Cannabis Control Commission chair suspended

Local News

Shannon O’Brien, Massachusetts’s top cannabis regulator, was suspended only a year after being appointed to the position.

Shannon O’Brien. Craig F. Walker/Boston Globe

Shannon O’Brien, chair of the Cannabis Control Commission, has been removed from her post as the top cannabis regulator in Massachusetts. 

State Treasurer Deborah Goldberg suspended O’Brien on Thursday, a spokesperson told Boston.com. Details were not disclosed about how long the suspension might last. The spokesperson said they could not comment further because the situation is a “personnel matter.”

O’Brien, a former treasurer and gubernatorial candidate, returned to state government after decades to oversee the CCC. She was appointed just over a year ago. 

Before coming back to government, O’Brien worked in the cannabis industry. This included becoming a 50% co-owner of Greenfield Greenery, a proposed outdoor marijuana-growing operation. A few weeks after her appointment to head the CCC, the body “remanded” a license application from Greenfield Greenery. This put the grower’s application on hold while officials determined whether O’Brien had violated any disclosure regulations. Greenfield Greenery’s license was eventually granted, and O’Brien was cleared of any wrongdoing, The Boston Globe reported. 

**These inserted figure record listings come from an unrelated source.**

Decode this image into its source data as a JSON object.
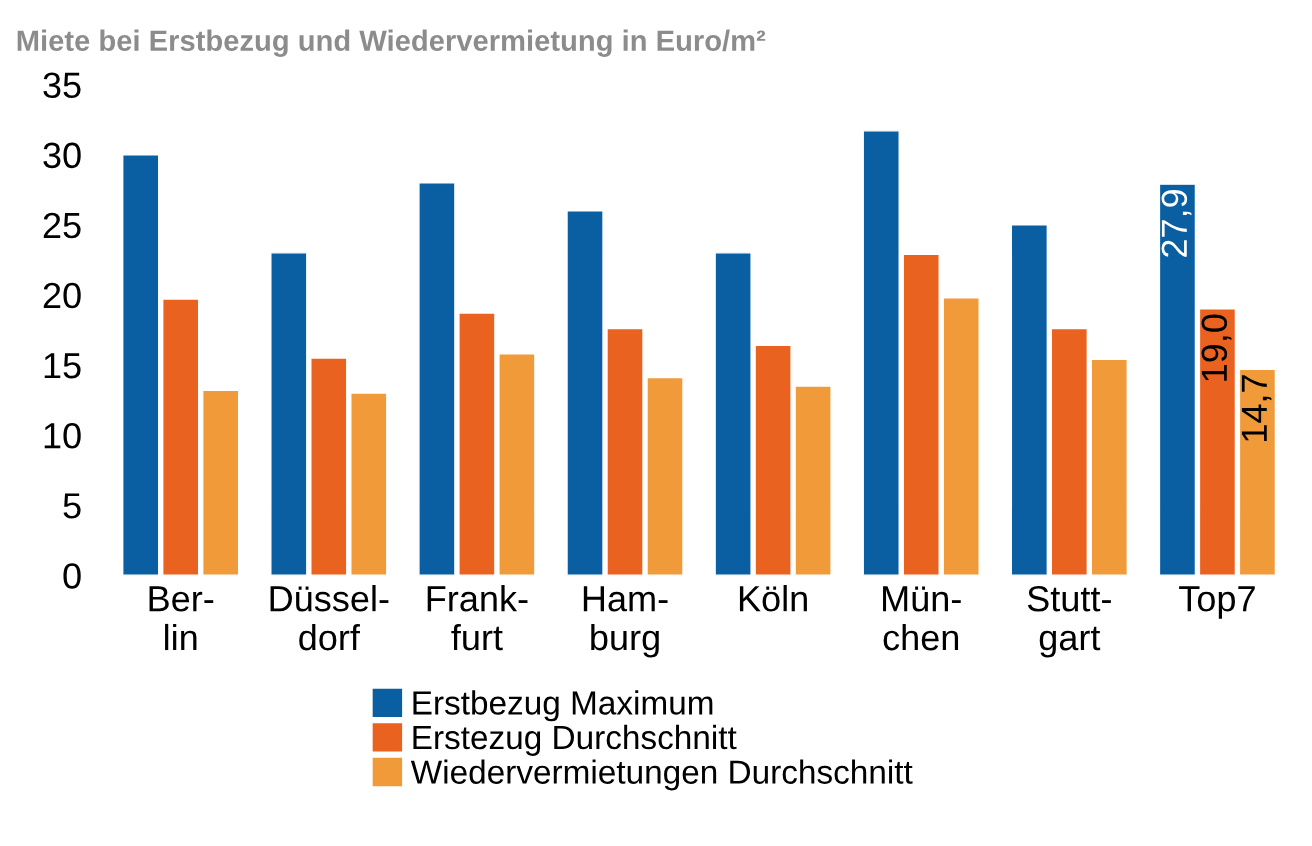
{
  "chart_data": {
    "type": "bar",
    "title": "Miete bei Erstbezug und Wiedervermietung in Euro/m²",
    "categories": [
      "Ber-\nlin",
      "Düssel-\ndorf",
      "Frank-\nfurt",
      "Ham-\nburg",
      "Köln",
      "Mün-\nchen",
      "Stutt-\ngart",
      "Top7"
    ],
    "series": [
      {
        "name": "Erstbezug Maximum",
        "color": "#0a5fa3",
        "values": [
          30.0,
          23.0,
          28.0,
          26.0,
          23.0,
          31.7,
          25.0,
          27.9
        ],
        "value_labels": [
          null,
          null,
          null,
          null,
          null,
          null,
          null,
          "27,9"
        ]
      },
      {
        "name": "Erstezug Durchschnitt",
        "color": "#e9621f",
        "values": [
          19.7,
          15.5,
          18.7,
          17.6,
          16.4,
          22.9,
          17.6,
          19.0
        ],
        "value_labels": [
          null,
          null,
          null,
          null,
          null,
          null,
          null,
          "19,0"
        ]
      },
      {
        "name": "Wiedervermietungen Durchschnitt",
        "color": "#f09a3a",
        "values": [
          13.2,
          13.0,
          15.8,
          14.1,
          13.5,
          19.8,
          15.4,
          14.7
        ],
        "value_labels": [
          null,
          null,
          null,
          null,
          null,
          null,
          null,
          "14,7"
        ]
      }
    ],
    "ylim": [
      0,
      35
    ],
    "yticks": [
      0,
      5,
      10,
      15,
      20,
      25,
      30,
      35
    ],
    "grid": false,
    "legend": "bottom"
  }
}
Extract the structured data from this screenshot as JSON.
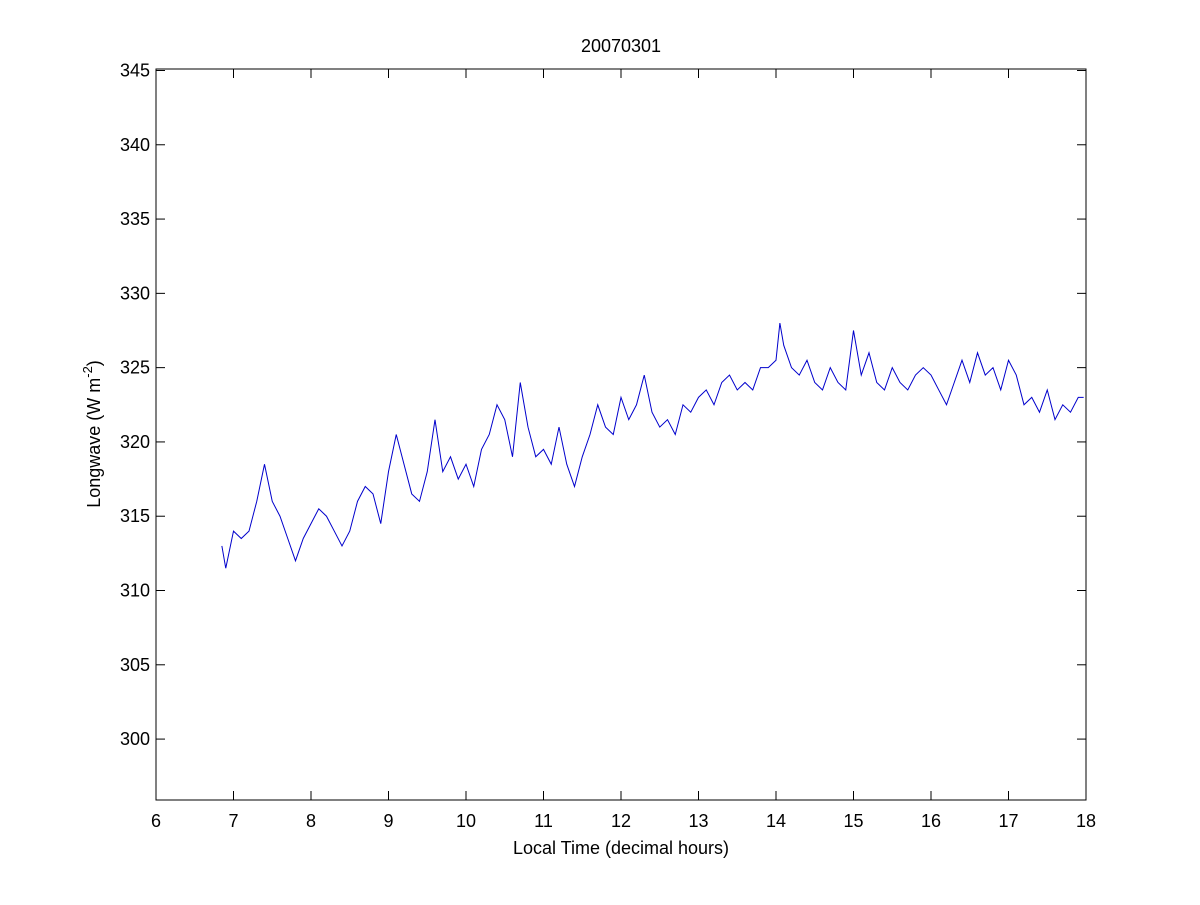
{
  "chart_data": {
    "type": "line",
    "title": "20070301",
    "x_label": "Local Time (decimal hours)",
    "y_label": {
      "text": "Longwave (W m",
      "superscript": "-2",
      "suffix": ")"
    },
    "x": [
      6.85,
      6.9,
      7.0,
      7.1,
      7.2,
      7.3,
      7.4,
      7.5,
      7.6,
      7.7,
      7.8,
      7.9,
      8.0,
      8.1,
      8.2,
      8.3,
      8.4,
      8.5,
      8.6,
      8.7,
      8.8,
      8.9,
      9.0,
      9.1,
      9.2,
      9.3,
      9.4,
      9.5,
      9.6,
      9.7,
      9.8,
      9.9,
      10.0,
      10.1,
      10.2,
      10.3,
      10.4,
      10.5,
      10.6,
      10.7,
      10.8,
      10.9,
      11.0,
      11.1,
      11.2,
      11.3,
      11.4,
      11.5,
      11.6,
      11.7,
      11.8,
      11.9,
      12.0,
      12.1,
      12.2,
      12.3,
      12.4,
      12.5,
      12.6,
      12.7,
      12.8,
      12.9,
      13.0,
      13.1,
      13.2,
      13.3,
      13.4,
      13.5,
      13.6,
      13.7,
      13.8,
      13.9,
      14.0,
      14.05,
      14.1,
      14.2,
      14.3,
      14.4,
      14.5,
      14.6,
      14.7,
      14.8,
      14.9,
      15.0,
      15.1,
      15.2,
      15.3,
      15.4,
      15.5,
      15.6,
      15.7,
      15.8,
      15.9,
      16.0,
      16.1,
      16.2,
      16.3,
      16.4,
      16.5,
      16.6,
      16.7,
      16.8,
      16.9,
      17.0,
      17.1,
      17.2,
      17.3,
      17.4,
      17.5,
      17.6,
      17.7,
      17.8,
      17.9,
      17.97
    ],
    "series": [
      {
        "name": "Longwave",
        "color": "#0000cc",
        "values": [
          313,
          311.5,
          314,
          313.5,
          314,
          316,
          318.5,
          316,
          315,
          313.5,
          312,
          313.5,
          314.5,
          315.5,
          315,
          314,
          313,
          314,
          316,
          317,
          316.5,
          314.5,
          318,
          320.5,
          318.5,
          316.5,
          316,
          318,
          321.5,
          318,
          319,
          317.5,
          318.5,
          317,
          319.5,
          320.5,
          322.5,
          321.5,
          319,
          324,
          321,
          319,
          319.5,
          318.5,
          321,
          318.5,
          317,
          319,
          320.5,
          322.5,
          321,
          320.5,
          323,
          321.5,
          322.5,
          324.5,
          322,
          321,
          321.5,
          320.5,
          322.5,
          322,
          323,
          323.5,
          322.5,
          324,
          324.5,
          323.5,
          324,
          323.5,
          325,
          325,
          325.5,
          328,
          326.5,
          325,
          324.5,
          325.5,
          324,
          323.5,
          325,
          324,
          323.5,
          327.5,
          324.5,
          326,
          324,
          323.5,
          325,
          324,
          323.5,
          324.5,
          325,
          324.5,
          323.5,
          322.5,
          324,
          325.5,
          324,
          326,
          324.5,
          325,
          323.5,
          325.5,
          324.5,
          322.5,
          323,
          322,
          323.5,
          321.5,
          322.5,
          322,
          323,
          323
        ]
      }
    ],
    "xlim": [
      6,
      18
    ],
    "xticks": [
      6,
      7,
      8,
      9,
      10,
      11,
      12,
      13,
      14,
      15,
      16,
      17,
      18
    ],
    "ylim": [
      295.9,
      345.1
    ],
    "yticks": [
      300,
      305,
      310,
      315,
      320,
      325,
      330,
      335,
      340,
      345
    ]
  }
}
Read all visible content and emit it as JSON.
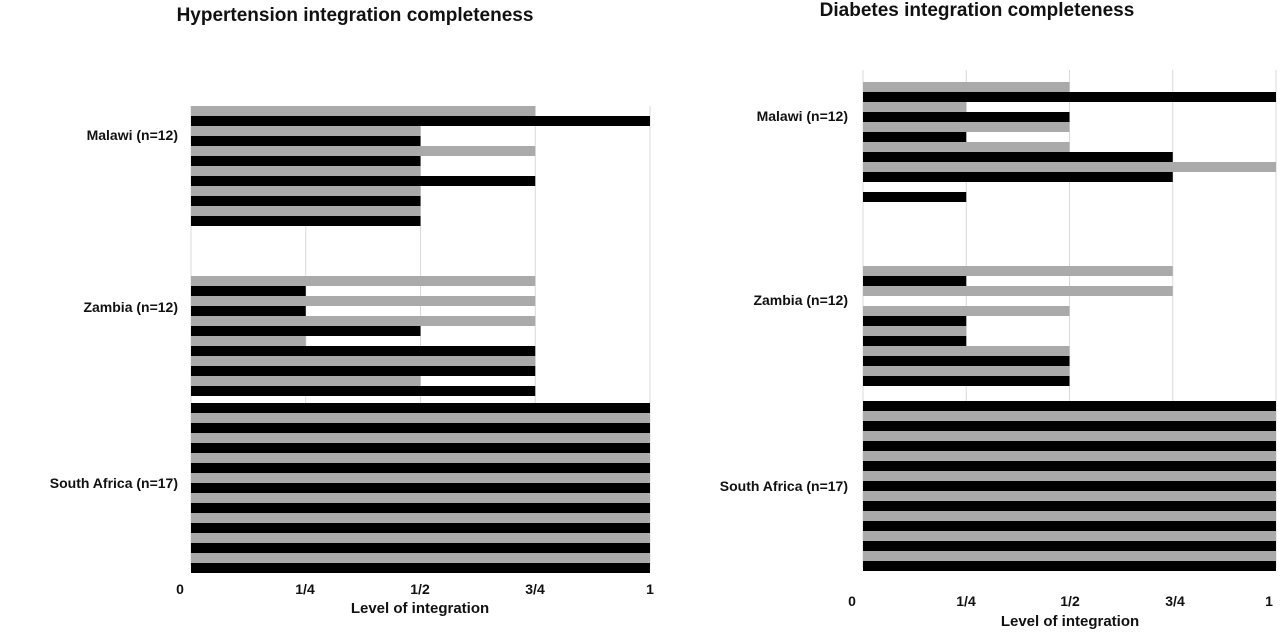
{
  "colors": {
    "black": "#000000",
    "gray": "#aaaaaa",
    "grid": "#d9d9d9"
  },
  "chart_data": [
    {
      "type": "bar",
      "orientation": "horizontal",
      "title": "Hypertension integration completeness",
      "xlabel": "Level of integration",
      "xlim": [
        0,
        1
      ],
      "x_ticks": [
        0,
        0.25,
        0.5,
        0.75,
        1
      ],
      "x_tick_labels": [
        "0",
        "1/4",
        "1/2",
        "3/4",
        "1"
      ],
      "grid": "vertical",
      "categories": [
        "Malawi (n=12)",
        "Zambia (n=12)",
        "South Africa (n=17)"
      ],
      "groups": [
        {
          "category": "Malawi (n=12)",
          "values": [
            0.75,
            1,
            0.5,
            0.5,
            0.75,
            0.5,
            0.5,
            0.75,
            0.5,
            0.5,
            0.5,
            0.5
          ],
          "colors": [
            "gray",
            "black",
            "gray",
            "black",
            "gray",
            "black",
            "gray",
            "black",
            "gray",
            "black",
            "gray",
            "black"
          ]
        },
        {
          "category": "Zambia (n=12)",
          "values": [
            0.75,
            0.25,
            0.75,
            0.25,
            0.75,
            0.5,
            0.25,
            0.75,
            0.75,
            0.75,
            0.5,
            0.75
          ],
          "colors": [
            "gray",
            "black",
            "gray",
            "black",
            "gray",
            "black",
            "gray",
            "black",
            "gray",
            "black",
            "gray",
            "black"
          ]
        },
        {
          "category": "South Africa (n=17)",
          "values": [
            1,
            1,
            1,
            1,
            1,
            1,
            1,
            1,
            1,
            1,
            1,
            1,
            1,
            1,
            1,
            1,
            1
          ],
          "colors": [
            "black",
            "gray",
            "black",
            "gray",
            "black",
            "gray",
            "black",
            "gray",
            "black",
            "gray",
            "black",
            "gray",
            "black",
            "gray",
            "black",
            "gray",
            "black"
          ]
        }
      ]
    },
    {
      "type": "bar",
      "orientation": "horizontal",
      "title": "Diabetes integration completeness",
      "xlabel": "Level of integration",
      "xlim": [
        0,
        1
      ],
      "x_ticks": [
        0,
        0.25,
        0.5,
        0.75,
        1
      ],
      "x_tick_labels": [
        "0",
        "1/4",
        "1/2",
        "3/4",
        "1"
      ],
      "grid": "vertical",
      "categories": [
        "Malawi (n=12)",
        "Zambia (n=12)",
        "South Africa (n=17)"
      ],
      "groups": [
        {
          "category": "Malawi (n=12)",
          "values": [
            0.5,
            1,
            0.25,
            0.5,
            0.5,
            0.25,
            0.5,
            0.75,
            1,
            0.75,
            0,
            0.25
          ],
          "colors": [
            "gray",
            "black",
            "gray",
            "black",
            "gray",
            "black",
            "gray",
            "black",
            "gray",
            "black",
            "gray",
            "black"
          ]
        },
        {
          "category": "Zambia (n=12)",
          "values": [
            0.75,
            0.25,
            0.75,
            0,
            0.5,
            0.25,
            0.25,
            0.25,
            0.5,
            0.5,
            0.5,
            0.5
          ],
          "colors": [
            "gray",
            "black",
            "gray",
            "black",
            "gray",
            "black",
            "gray",
            "black",
            "gray",
            "black",
            "gray",
            "black"
          ]
        },
        {
          "category": "South Africa (n=17)",
          "values": [
            1,
            1,
            1,
            1,
            1,
            1,
            1,
            1,
            1,
            1,
            1,
            1,
            1,
            1,
            1,
            1,
            1
          ],
          "colors": [
            "black",
            "gray",
            "black",
            "gray",
            "black",
            "gray",
            "black",
            "gray",
            "black",
            "gray",
            "black",
            "gray",
            "black",
            "gray",
            "black",
            "gray",
            "black"
          ]
        }
      ]
    }
  ]
}
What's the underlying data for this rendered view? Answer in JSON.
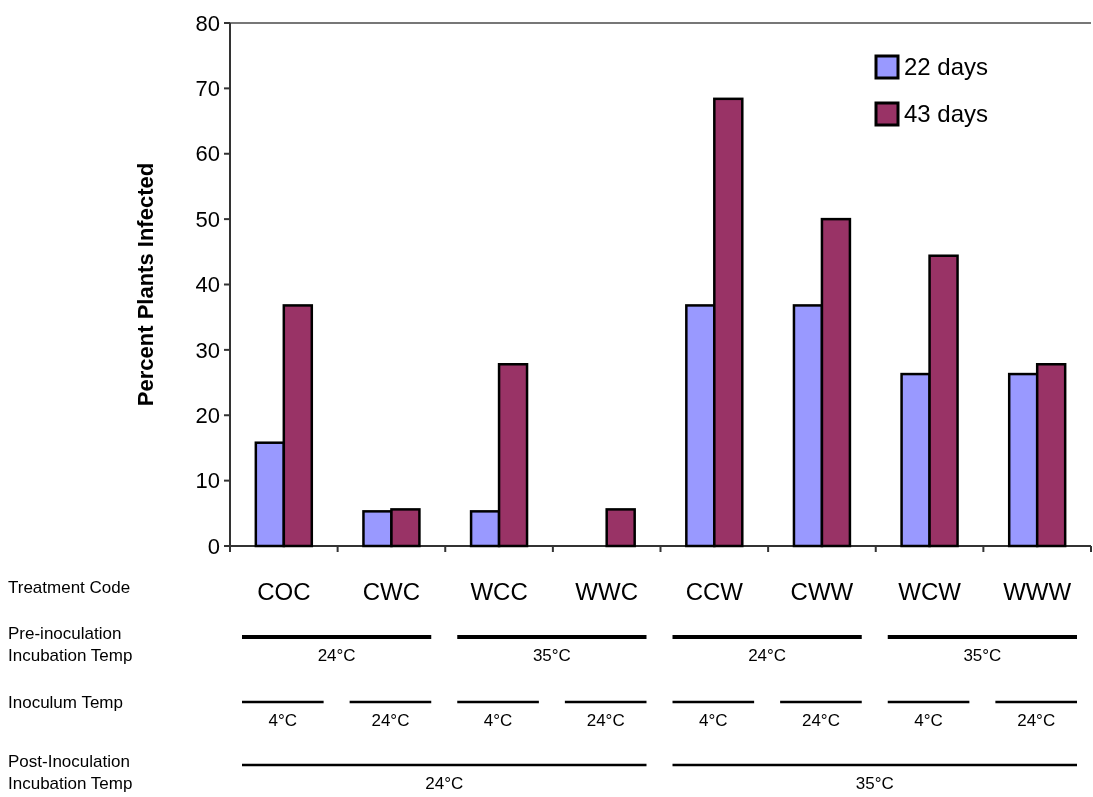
{
  "chart_data": {
    "type": "bar",
    "ylabel": "Percent Plants Infected",
    "xlabel": "Treatment Code",
    "categories": [
      "COC",
      "CWC",
      "WCC",
      "WWC",
      "CCW",
      "CWW",
      "WCW",
      "WWW"
    ],
    "series": [
      {
        "name": "22 days",
        "color": "#9999ff",
        "values": [
          15.8,
          5.3,
          5.3,
          0,
          36.8,
          36.8,
          26.3,
          26.3
        ]
      },
      {
        "name": "43 days",
        "color": "#993366",
        "values": [
          36.8,
          5.6,
          27.8,
          5.6,
          68.4,
          50,
          44.4,
          27.8
        ]
      }
    ],
    "ylim": [
      0,
      80
    ],
    "yticks": [
      0,
      10,
      20,
      30,
      40,
      50,
      60,
      70,
      80
    ],
    "legend": "top right",
    "annotations": [
      "Pre-inoculation Incubation Temp",
      "24°C",
      "35°C",
      "24°C",
      "35°C",
      "Inoculum Temp",
      "4°C",
      "24°C",
      "4°C",
      "24°C",
      "4°C",
      "24°C",
      "4°C",
      "24°C",
      "Post-Inoculation Incubation Temp",
      "24°C",
      "35°C"
    ]
  }
}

But O’Brien made headlines again this summer, when she said during a meeting that Executive Director Shawn Collins was planning to step down at the end of the year. This surprised her fellow commissioners. O’Brien described the commission as being “in crisis” and said that Collins’s departure would create “chaos,” the Boston Business Journal reported. She later apologized for “any confusion” she created. 

This week, Collins confirmed to the BBJ that he began parental leave on Sept. 11. Collins specified that he had not resigned. He previously told State House News Service that he had not made any definite plans to step down at the end of the year. 

O’Brien served as a state representative and a state senator from 1986 until 1995. She served as treasurer from 1999 to 2002, when she challenged Mitt Romney as the Democratic nominee for governor.